Nadgorliwość rzadko kiedy idzie w parze z racjonalnością. Ostatnio, za sprawą RODO mamy jej istny wysyp. Absurdy RODO mogłyby służyć za scenariusz kolejnej komedii Barei, niestety przestają śmieszyć, gdy w grę wchodzi ludzkie życie i zdrowie. Mity RODO w służbie zdrowia są wręcz szkodliwe, a nawet niebezpieczne.
RODO w służbie zdrowia
Z całym szeregiem absurdów i wątpliwości ma poradzić sobie przyministerialny zespół ekspertów do spraw ochrony danych osobowych, którego pierwsze spotkanie odbyło się 2 lipca. Jego zadaniem będzie rozwiązywanie bieżących problemów związanych z interpretacją unijnego rozporządzenia, które – co było do przewidzenia – przerasta wiele polskich instytucji.

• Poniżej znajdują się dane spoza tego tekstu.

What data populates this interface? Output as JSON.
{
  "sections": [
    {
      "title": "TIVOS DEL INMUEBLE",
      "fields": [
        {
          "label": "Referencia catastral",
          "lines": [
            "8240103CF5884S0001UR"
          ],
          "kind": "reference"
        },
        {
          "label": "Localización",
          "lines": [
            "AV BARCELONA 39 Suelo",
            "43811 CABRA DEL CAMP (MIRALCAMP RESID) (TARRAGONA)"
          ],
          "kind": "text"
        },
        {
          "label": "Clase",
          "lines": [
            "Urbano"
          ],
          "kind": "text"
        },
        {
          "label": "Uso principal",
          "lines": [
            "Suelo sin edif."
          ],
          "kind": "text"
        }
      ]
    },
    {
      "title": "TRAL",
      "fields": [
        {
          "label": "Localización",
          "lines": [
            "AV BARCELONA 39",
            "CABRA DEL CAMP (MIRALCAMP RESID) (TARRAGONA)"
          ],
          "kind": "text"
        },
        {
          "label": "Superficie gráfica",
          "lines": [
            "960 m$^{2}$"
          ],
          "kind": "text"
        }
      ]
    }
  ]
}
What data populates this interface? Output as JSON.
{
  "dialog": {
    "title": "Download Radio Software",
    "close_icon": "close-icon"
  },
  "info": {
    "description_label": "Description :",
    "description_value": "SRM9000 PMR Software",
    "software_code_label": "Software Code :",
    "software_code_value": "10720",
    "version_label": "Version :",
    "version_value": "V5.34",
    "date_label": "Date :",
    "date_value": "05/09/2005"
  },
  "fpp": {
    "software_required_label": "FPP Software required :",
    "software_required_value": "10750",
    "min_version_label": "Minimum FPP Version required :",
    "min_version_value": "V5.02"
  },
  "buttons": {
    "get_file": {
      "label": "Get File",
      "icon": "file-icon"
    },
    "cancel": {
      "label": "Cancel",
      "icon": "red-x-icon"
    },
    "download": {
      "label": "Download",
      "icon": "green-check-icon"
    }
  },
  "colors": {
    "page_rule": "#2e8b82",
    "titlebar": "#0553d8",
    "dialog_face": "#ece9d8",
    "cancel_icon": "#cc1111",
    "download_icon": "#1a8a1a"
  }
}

Jak się okazuje, jedną z nich jest polska służba zdrowia, w której po 25 maja pojawiło się mnóstwo wątpliwości. Wiele placówek ochrony zdrowia zastanawia się, np. jak można wywołać pacjenta z kolejki przed gabinetem, nie podając jego imienia i nazwiska albo podać pacjentowi właściwą kroplówkę, jeśli wcześniej nie można jej opisać jego imieniem. Problem pojawia się również przy przeszczepie, bo przeszczepianych organów w świetle interpretacji RODO, również nie można oznaczać danymi. Te rozterki to tylko szczyt góry lodowej.
Ochrona danych osobowych w placówkach medycznych
O ile łatwo zrozumieć niektóre decyzje, jak choćby ta o odwracaniu, bądź w ogóle zdejmowaniu z łóżek pacjentów kart z oznaczaną temperaturą, dniem i godziną oddania moczu i kału, które bezdyskusyjnie naruszają prywatność leczonych osób. Chociaż z drugiej strony, była to moja ulubiona rzecz, jaką czytałam jako kilkulatka odwiedzająca bliskich w szpitalu, skrupulatnie zapamiętując kto, kiedy i co. To już decyzję o zlikwidowaniu opasek z imieniem i nazwiskiem u chorych i noworodków wydaje się zbyt daleko posuniętą przezornością i co gorsze niebezpieczną. Ciężko spytać noworodka o jego dane osobowe, podobnie jak nieprzytomnego staruszka, który zasłabł na korytarzu.
Do pewnych absurdów należy również pozbawienie wizytówek na drzwiach gabinetów opisów specjalności przyjmujących w nich lekarzy. Zdaniem niektórych oczekujący przed gabinetem pacjent, niekoniecznie chce się obnosić z faktem, że czeka w kolejce do wenerologa, proktologa, czy seksuologa. Jest w tym sporo racji, jednak ze względów organizacyjnych, nie wydaje się to do końca przemyślanym rozwiązaniem. Jedno jest pewne, batalia o interpretację unijnych przepisów dopiero się rozpoczęła.